中共五大关于资产阶级民主革命和社会主义革命的认识
2021-01-09伍小涛
[摘 要]中共五大是中国共产党历史上一次重要会议。会议提出了非资本主义前途和社会主义革命口号,同时要求与汪精卫为首的小资产阶级政府合作,并在其领导下,开展资产阶级民主革命。从而在理论和实践上出现了两难困境。这种两难困境产生的原因,一是共产国际内部在中国革命的性质上意见不统一,即以斯大林、布哈林为首的联共(布)中央主张社会主义,而托洛茨基、季诺维也夫和鲍罗廷等人主张资产阶级民主革命。二是中国共产党早期对中国革命性质的认识不明晰。陈独秀等人主张与汪精卫合作,继续进行资产阶级民主革命,而瞿秋白、蔡和森、罗亦农等人主张实行向社会主义革命过渡。中共五大没有很好地解决中国革命的性质问题,即中国的革命究竟是资产阶级民主革命?还是社会主义革命?因此,中共五大不可能挽救中国大革命失败的命运。要获得中国革命的胜利,必须把马克思主义的普遍原理同中国革命的具体实际结合起来,即在无产阶级领导下,实行新民主主义革命。
[关键词]资产阶级民主革命;社会主义革命;中共五大
[中图分类号]D23 [文献标识码]A [文章编号]1674-0599(2021)06-0094-11
中共五大通过的《政治形势与党的任务议决案》指出:从“五卅”运动到汉口无产阶级的反帝国主义斗争这两年里,“工人阶级在国民革命运动中站在最主要的地位上。如今他已取得斗争的领导权。工人阶级在中国革命中这样的地位,足以保证革命的前途,将来不会开出一个资本主义发展的时期,而是直接走到社会主义建设的斗争”[1]P38。该《议决案》认为,现在已进入社会主义革命时期。但同时又认为共产党与国民黨的关系比以前应当更加密切。“共产党不仅与国民党共同担负责任,而且共同担负政权。共产党一定要使一切革命政策、政纲与策略之决定中,都考虑到工农的利益。共产党不能做国民党的旁观者或反对者。这革命的联盟,必定要立在一个共同的国民革命的政纲上。”[1]P44即现阶段的革命仍然是资产阶级民主革命,仍然需要与国民党合作。这就导引出一个问题:中国的革命究竟是资产阶级民主革命?还是社会主义革命?

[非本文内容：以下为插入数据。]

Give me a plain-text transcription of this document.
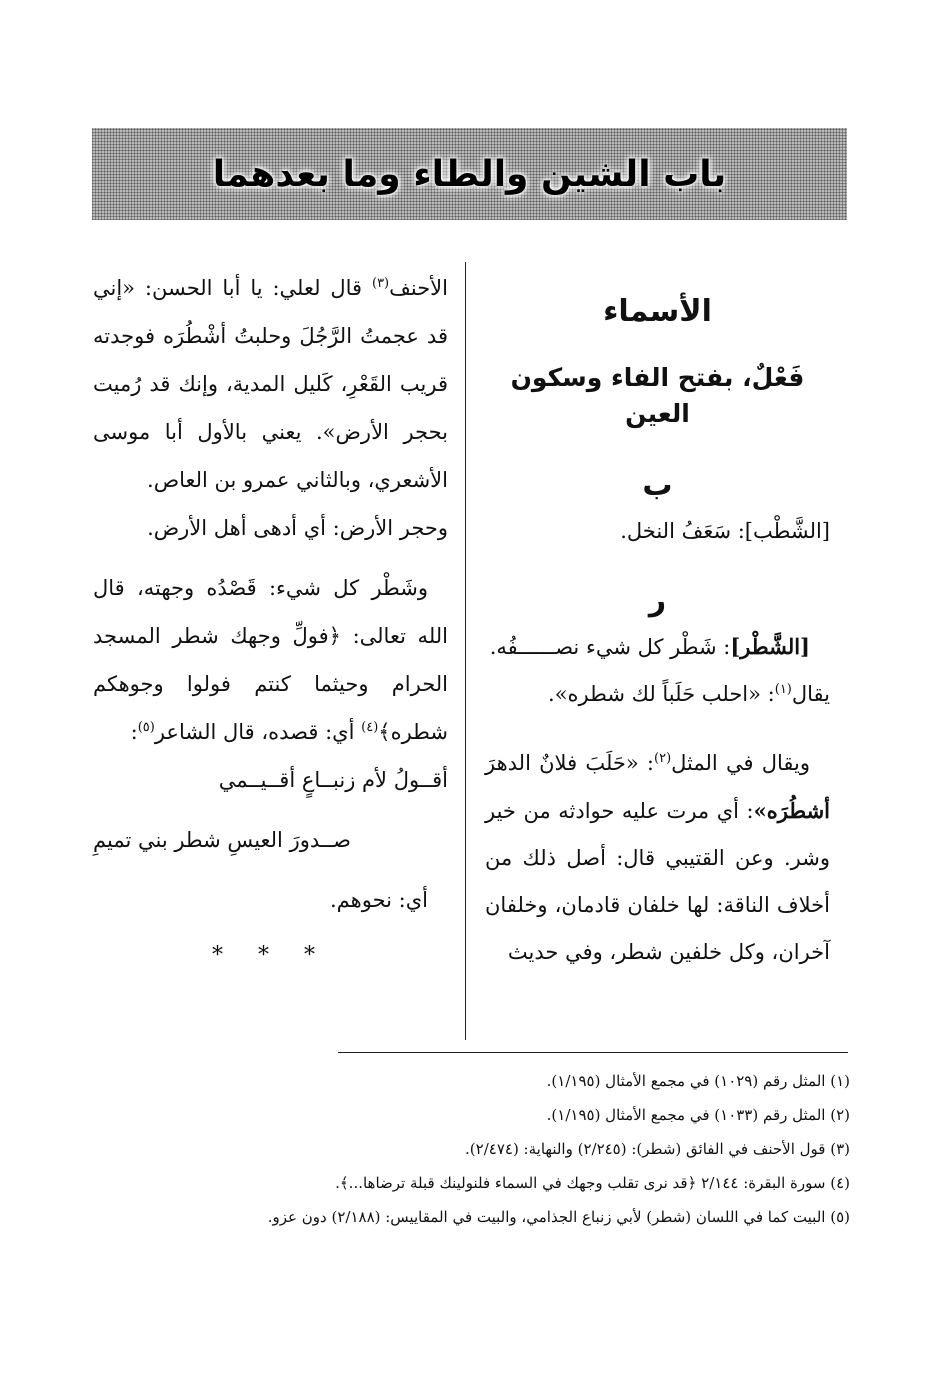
باب الشين والطاء وما بعدهما
الأسماء
فَعْلٌ، بفتح الفاء وسكون العين
ب

[الشَّطْب]: سَعَفُ النخل.

ر

[الشَّطْر]: شَطْر كل شيء نصــــــفُه.

يقال$^{(١)}$: «احلب حَلَباً لك شطره».

ويقال في المثل$^{(٢)}$: «حَلَبَ فلانٌ الدهرَ أشطُرَه»: أي مرت عليه حوادثه من خير وشر. وعن القتيبي قال: أصل ذلك من أخلاف الناقة: لها خلفان قادمان، وخلفان آخران، وكل خلفين شطر، وفي حديث

الأحنف$^{(٣)}$ قال لعلي: يا أبا الحسن: «إني قد عجمتُ الرَّجُلَ وحلبتُ أشْطُرَه فوجدته قريب القَعْرِ، كَليل المدية، وإنك قد رُميت بحجر الأرض». يعني بالأول أبا موسى الأشعري، وبالثاني عمرو بن العاص.

وحجر الأرض: أي أدهى أهل الأرض.

وشَطْر كل شيء: قَصْدُه وجهته، قال الله تعالى: ﴿فولِّ وجهك شطر المسجد الحرام وحيثما كنتم فولوا وجوهكم شطره﴾$^{(٤)}$ أي: قصده، قال الشاعر$^{(٥)}$:

أقــولُ لأم زنبــاعٍ أقــيــمي

صــدورَ العيسِ شطر بني تميمِ

أي: نحوهم.

* * *

(١) المثل رقم (١٠٢٩) في مجمع الأمثال (١/١٩٥).

(٢) المثل رقم (١٠٣٣) في مجمع الأمثال (١/١٩٥).

(٣) قول الأحنف في الفائق (شطر): (٢/٢٤٥) والنهاية: (٢/٤٧٤).

(٤) سورة البقرة: ٢/١٤٤ ﴿قد نرى تقلب وجهك في السماء فلنولينك قبلة ترضاها...﴾.

(٥) البيت كما في اللسان (شطر) لأبي زنباع الجذامي، والبيت في المقاييس: (٢/١٨٨) دون عزو.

作为共产国际指导中共五大会议召开的代表罗易在这个问题上,也持模棱两可的态度。从他发表的《无产阶级和小资产阶级》《中国革命的前途和性质》等一系列讲话可以看出:他一方面认为,中国革命客观上只有一个前途,即非资本主义前途,“当消灭封建主义的任务不是由资产阶级分子而是由更加革命的阶级领导的殖民地革命所完成时,那么消灭封建主义的目的就不再是为了建立资本主义……就革命消灭封建主义意义上说,它客观上仍具有资产阶级革命的性质。但是它的结果超出了建立资本主义。它开创了一个直接走向社会主义的非资本主义经济发展时期”[2]P397。而且他指出中国的革命是进行社会主义革命。他认为:“但是现在,中国革命正朝着建立这样一个政权的方向前进,这个政权不仅不利于在中国发展资本主义,而且会导致建立社会主义。因此,中国革命正在成为世界革命的不可分割的一部分。严格说来,中国革命是当代世界革命斗争中最重要和最有影响的参加者。它不仅间接地支援了世界无产阶级为实现社会主义的斗争,而且它已成为全世界为社会主义而斗争的直接工具。”[2]P399另一方面,他又认为需要与汪精卫为首的国民党合作,完成资产阶级民主革命。“业已参加革命民主联盟(也即国民党)的中国共产党,将根据客观情况的要求,实现这个革命纲领,并在斗争过程中力求巩固这个革命联盟。这里没有矛盾,不存在产生矛盾的可能性,因为国民党正在进行反帝斗争,所以它现在是一个革命组织,将来也是一个革命组织。正由于这个原因,无产阶级要同国民党合作,直到最后胜利。”[2]P407
而中共五大是严格按照共产国际第七次扩大全会所作的决议《关于中国形势问题的决议》的指示召开的。蔡和森指出:“五次大会主要的任务便是接受国际决议。”他认为五次大会是正确的,不承认五次大会的正确性,就是不承认国际决议的正确性。[3]P96罗易也认为:中国共产党第五次代表大会已经同意共产国际决议案,并以此为基础开始工作,中国革命史开始了新篇章。因为共产国际的决议案在这里既没有遭到反对也没有引起严重怀疑。[4]P235-236而前面罗易的讲话基本上表述了共产国际第七次扩大全会关于中国问题的中心观点:中国革命的中心任务是开展土地革命。中国革命的前途是向非资本主义即社会主义发展轨道过渡,[5]这就又导引出一个问题:当时的中国革命是在共产国际指导下的资产阶级民主革命,还是共产国际指导下的社会主义革命?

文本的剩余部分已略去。